Vortioxetin stellt einen neuen Wirkstoff mit einem neuen Wirkprinzip dar. Demgegenüber konnte ein wesentlicher zusätzlicher therapeutischer Nutzen im Sinn der Bezug habenden Bestimmungen nicht festgestellt werden. Vortioxetin (Brintellix) besitzt keine dezidierte Zulassung als Second-Line-Therapie zur Behandlung depressiver Erkrankungen (Episoden einer Major Depression) bei PatientInnen, die unzureichend auf die Monotherapie mit einem SSRI oder SNRI angesprochen haben, und auch keine dezidierte Zulassung als Third Line Therapie zur Behandlung depressiver Erkrankungen (Episoden einer Major Depression) bei PatientInnen, die unzureichend auf zwei Therapiealternativen - SSRI und/oder SNRI - angesprochen haben. Die mit dem Antrag vorgelegten drei klinischen Schlüsselstudien zu Vortioxetin konnten einen wesentlichen zusätzlichen therapeutischen Nutzen im Vergleich zu therapeutischen Alternativen auch nicht nachhaltig beweisen. Vortioxetin (Brintellix) stellt eine zusätzliche Alternative in der Behandlung von PatientInnen mit Major Depression dar, es wirkt weder wesentlich besser noch schlechter als die im Grünen Bereich des EKO gelisteten Antidepressiva.

2. Beweiswürdigung:

Die angeführten Feststellungen ergeben sich aus dem Verfahrensakt und wurden, soweit im Folgenden nicht näher erläutert, von den Parteien nicht bestritten.

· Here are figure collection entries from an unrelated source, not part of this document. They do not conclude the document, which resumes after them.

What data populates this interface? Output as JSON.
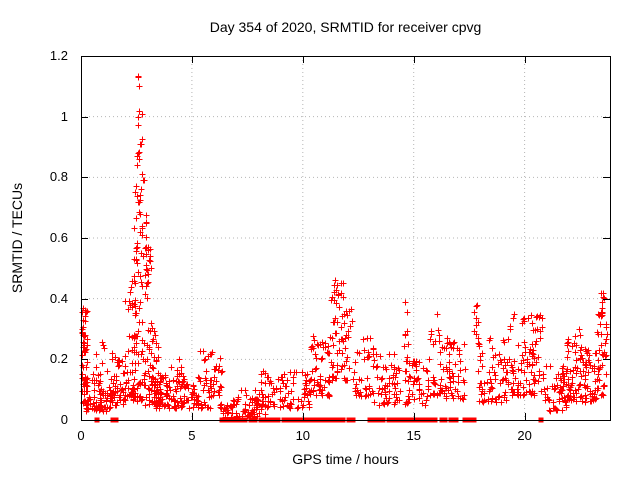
{
  "chart_data": {
    "type": "scatter",
    "title": "Day 354 of 2020, SRMTID for receiver cpvg",
    "xlabel": "GPS time / hours",
    "ylabel": "SRMTID / TECUs",
    "xlim": [
      0,
      23.85
    ],
    "ylim": [
      0,
      1.2
    ],
    "xticks": [
      0,
      5,
      10,
      15,
      20
    ],
    "xtick_labels": [
      "0",
      "5",
      "10",
      "15",
      "20"
    ],
    "yticks": [
      0,
      0.2,
      0.4,
      0.6,
      0.8,
      1.0,
      1.2
    ],
    "ytick_labels": [
      "0",
      "0.2",
      "0.4",
      "0.6",
      "0.8",
      "1",
      "1.2"
    ],
    "grid": true,
    "grid_style": "dotted",
    "legend": false,
    "marker": "plus",
    "marker_size": 7,
    "marker_color": "#ff0000",
    "zero_marker": "filled-square",
    "zero_marker_size": 5,
    "grid_color": "#b5b5b5",
    "axis_color": "#000000",
    "background_color": "#ffffff",
    "seed": 354,
    "clusters_format": "[x_start_hours, x_end_hours, n_points, y_min_TECU, y_max_TECU, low_bias_exponent]",
    "clusters": [
      [
        0.02,
        0.28,
        55,
        0.04,
        0.37,
        1.1
      ],
      [
        0.2,
        1.35,
        70,
        0.03,
        0.14,
        1.6
      ],
      [
        0.35,
        1.2,
        10,
        0.14,
        0.26,
        1.2
      ],
      [
        1.35,
        2.0,
        45,
        0.05,
        0.24,
        1.8
      ],
      [
        1.95,
        2.45,
        40,
        0.08,
        0.5,
        1.8
      ],
      [
        2.35,
        3.2,
        110,
        0.05,
        0.58,
        1.5
      ],
      [
        2.4,
        2.95,
        22,
        0.55,
        0.8,
        1.0
      ],
      [
        2.5,
        2.8,
        10,
        0.8,
        1.14,
        0.9
      ],
      [
        3.2,
        3.6,
        40,
        0.05,
        0.3,
        1.8
      ],
      [
        3.3,
        5.3,
        110,
        0.04,
        0.15,
        1.5
      ],
      [
        4.0,
        4.6,
        10,
        0.12,
        0.21,
        1.2
      ],
      [
        5.3,
        6.35,
        55,
        0.04,
        0.23,
        1.7
      ],
      [
        6.35,
        8.1,
        55,
        0.01,
        0.07,
        1.3
      ],
      [
        7.0,
        8.3,
        20,
        0.02,
        0.1,
        1.4
      ],
      [
        8.1,
        10.4,
        90,
        0.04,
        0.16,
        1.4
      ],
      [
        10.3,
        11.25,
        55,
        0.08,
        0.28,
        1.5
      ],
      [
        11.25,
        12.3,
        60,
        0.13,
        0.42,
        1.3
      ],
      [
        11.4,
        12.0,
        8,
        0.38,
        0.46,
        1.0
      ],
      [
        12.3,
        13.2,
        40,
        0.08,
        0.28,
        1.6
      ],
      [
        13.2,
        14.4,
        55,
        0.05,
        0.22,
        1.7
      ],
      [
        14.5,
        14.75,
        8,
        0.18,
        0.39,
        1.0
      ],
      [
        14.6,
        15.6,
        45,
        0.05,
        0.2,
        1.6
      ],
      [
        15.6,
        16.4,
        40,
        0.08,
        0.3,
        1.5
      ],
      [
        16.4,
        17.35,
        50,
        0.07,
        0.3,
        1.5
      ],
      [
        17.7,
        17.95,
        7,
        0.25,
        0.38,
        1.0
      ],
      [
        17.9,
        19.2,
        70,
        0.06,
        0.28,
        1.6
      ],
      [
        19.2,
        20.8,
        100,
        0.08,
        0.35,
        1.5
      ],
      [
        20.8,
        21.9,
        60,
        0.03,
        0.18,
        1.5
      ],
      [
        21.9,
        22.6,
        55,
        0.06,
        0.3,
        1.4
      ],
      [
        22.6,
        23.25,
        45,
        0.06,
        0.24,
        1.5
      ],
      [
        23.25,
        23.75,
        40,
        0.08,
        0.38,
        1.2
      ],
      [
        23.4,
        23.6,
        4,
        0.36,
        0.43,
        1.0
      ]
    ],
    "peak_points": [
      [
        2.58,
        1.135
      ],
      [
        2.62,
        1.1
      ],
      [
        2.6,
        1.02
      ],
      [
        2.56,
        1.0
      ],
      [
        2.66,
        0.91
      ],
      [
        2.6,
        0.86
      ],
      [
        2.7,
        0.76
      ],
      [
        2.55,
        0.72
      ],
      [
        2.62,
        0.72
      ],
      [
        0.08,
        0.37
      ],
      [
        0.1,
        0.33
      ],
      [
        11.45,
        0.46
      ],
      [
        11.55,
        0.445
      ],
      [
        11.5,
        0.43
      ],
      [
        11.7,
        0.42
      ],
      [
        14.6,
        0.39
      ],
      [
        16.05,
        0.35
      ],
      [
        17.8,
        0.375
      ],
      [
        17.82,
        0.335
      ],
      [
        19.5,
        0.35
      ],
      [
        20.5,
        0.34
      ],
      [
        23.45,
        0.42
      ],
      [
        23.5,
        0.37
      ],
      [
        23.48,
        0.355
      ]
    ],
    "zero_runs_format": "[x_start_hours, x_end_hours] of filled squares at y=0",
    "zero_runs": [
      [
        0.7,
        0.78
      ],
      [
        1.44,
        1.5
      ],
      [
        1.6,
        1.72
      ],
      [
        6.35,
        7.55
      ],
      [
        7.65,
        8.6
      ],
      [
        8.7,
        9.6
      ],
      [
        9.7,
        10.55
      ],
      [
        10.65,
        11.3
      ],
      [
        11.42,
        12.38
      ],
      [
        13.0,
        13.9
      ],
      [
        14.0,
        15.05
      ],
      [
        15.15,
        16.15
      ],
      [
        16.25,
        16.95
      ],
      [
        17.3,
        17.9
      ],
      [
        20.72,
        20.84
      ]
    ]
  }
}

Dass es sich beim Wirkstoff Vortioxetin um einen neuen Wirkstoff mit einem neuen Wirkprinzip handelt, wurde von den Parteien einhellig festgestellt.

Demgegenüber herrscht Uneinigkeit zur Frage, ob Vortioxetin einen wesentlichen therapeutischen Nutzen im Sinn der Bezug habenden Bestimmungen bietet. Die angeführte Negativ-Feststellung gründet auf der Empfehlung der HEK. Bei der HEK handelt es sich um ein gesetzlich eingerichtetes weisungsfrei gestelltes Expertengremium, dessen Zusammensetzung den Einsatz eines hohen Maßes an Fachwissen im Rahmen der Entscheidungsfindung gewährleisten soll.

Im vorliegenden Fall deckt sich jedoch die Empfehlung der HEK in wesentlichen Punkten mit den Ausführungen des dem Verfahren beigezogenen Gutachters, die von der BF in der Hauptsache für ihre Sache ins Treffen geführt wird. Konkret führte der Gutachter in der Verhandlung aus, er habe keinen Grund zur Annahme, dass der Wirkstoff Vortioxetin schlechter wirke als die im Grünen Bereich des EKO angeführten therapeutischen Alternativen. Er habe aber auch keinen Grund zur Annahme, dass es besser wirke. Er hätte dazu keine Daten. Einen Beweis für eine Überlegenheit lieferten die klinischen Studien nicht.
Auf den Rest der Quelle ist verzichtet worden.